Cboe Adds Stop-Limit Orders and SCOA Auction Type
Published Date: 3/26/2026
Notice
Summary
Cboe Exchange is updating its rules to let traders use stop-limit complex orders and is launching a brand-new auction type called Stop Complex Order Auctions (SCOA). This change helps traders manage complex trades better and could speed up how these orders get matched. The new rules kick in soon and might impact trading strategies and costs for anyone using complex options on Cboe.
Analyzed Economic Effects
8 provisions identified: 6 benefits, 0 costs, 2 mixed.
Stop‑Limit Complex Orders Allowed
If you trade complex options on Cboe, the Exchange will accept “stop‑limit complex orders” so a single order for two or more option legs can become a limit order when a designated trigger condition is met. This extends existing stop‑limit functionality (previously for simple orders only) to complex option strategies.
New SCOA Auction Mechanism
Cboe will run a new auction type called a Stop Complex Order Auction (SCOA) that will process triggered stop‑limit complex orders. SCOA bundles multiple stop‑limit complex orders that share the same trigger event to maximize executed quantity and pursue price improvement, and stop‑limit complex orders will be processed only via SCOA (not COA).
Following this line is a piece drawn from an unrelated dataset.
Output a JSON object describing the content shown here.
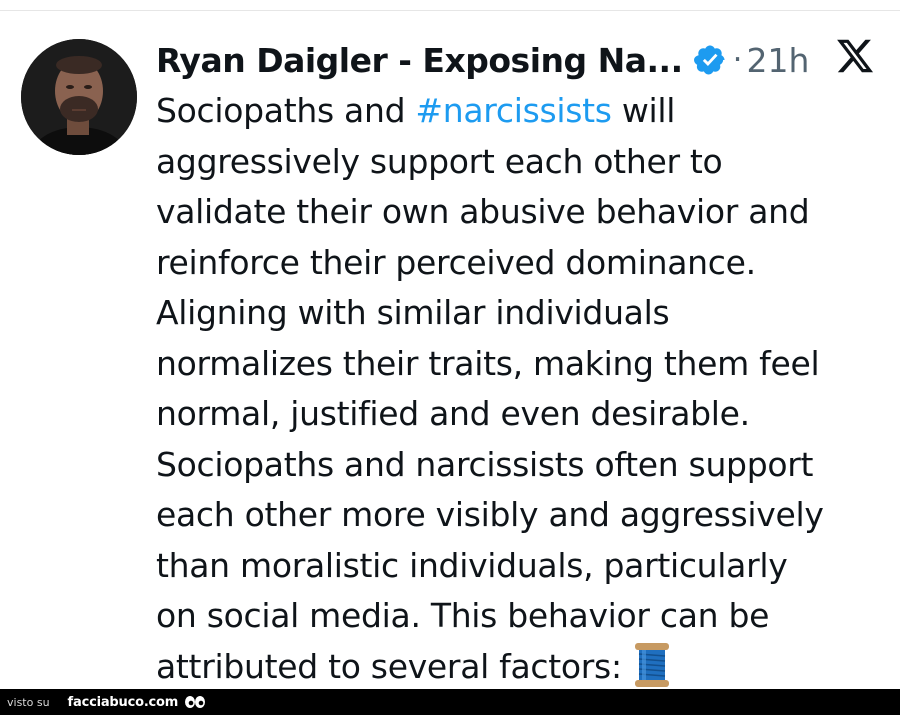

Market‑Maker SBBO Trigger Protection
One trigger for stop‑limit complex orders uses a new “Market‑Maker SBBO” (best bid and offer calculated using only appointed Market‑Maker quotes) so stop triggers do not fire because of non‑Market‑Maker single‑leg customer orders. This is intended to reduce inappropriate cascades of triggered stop orders.
Who Can Respond to SCOA
The Exchange will determine class‑by‑class whether all Users may submit SCOA Auction Responses or whether only Market‑Makers with appointments and certain Trading Permit Holders (TPHs) acting as agent for orders at the top of the COB may respond. SCOA messages will be sent to recipients of auction messaging data.
Risk Controls and Optional SCOA Volume Exclusion
Users may specify whether SCOA volume or executions count toward a User's class, EFID, or EFID Group risk limits; option volume from SCOA may be excluded from certain risk monitor parameters. This setting is optional and under user control.
Early Termination & Anti‑Manipulation Protections
SCOA may terminate early if orders in a leg improve or join the SBBO in ways described in the rules. The Exchange added SCOA to an interpretation so that a pattern of order submissions by a TPH that causes early SCOA termination can be treated as conduct inconsistent with just and equitable principles of trade and a violation of Rule 8.1.
SCOA Response Time Limit
The Exchange will set SCOA Response Time Intervals on a class‑by‑class basis and the duration may not exceed 1000 milliseconds (1,000 ms). During this interval, auction responses may be modified or withdrawn; at interval end, responses become firm.
Post‑Auction Handling and Iterations
If SCOA does not fully fill orders, unfilled portions will be entered into the Complex Order Book (COB) if eligible, and the System will run iterations with incrementally more aggressive starting prices until filled, the limit price is reached, or the opposite‑side SBBO is used as the last auction start price.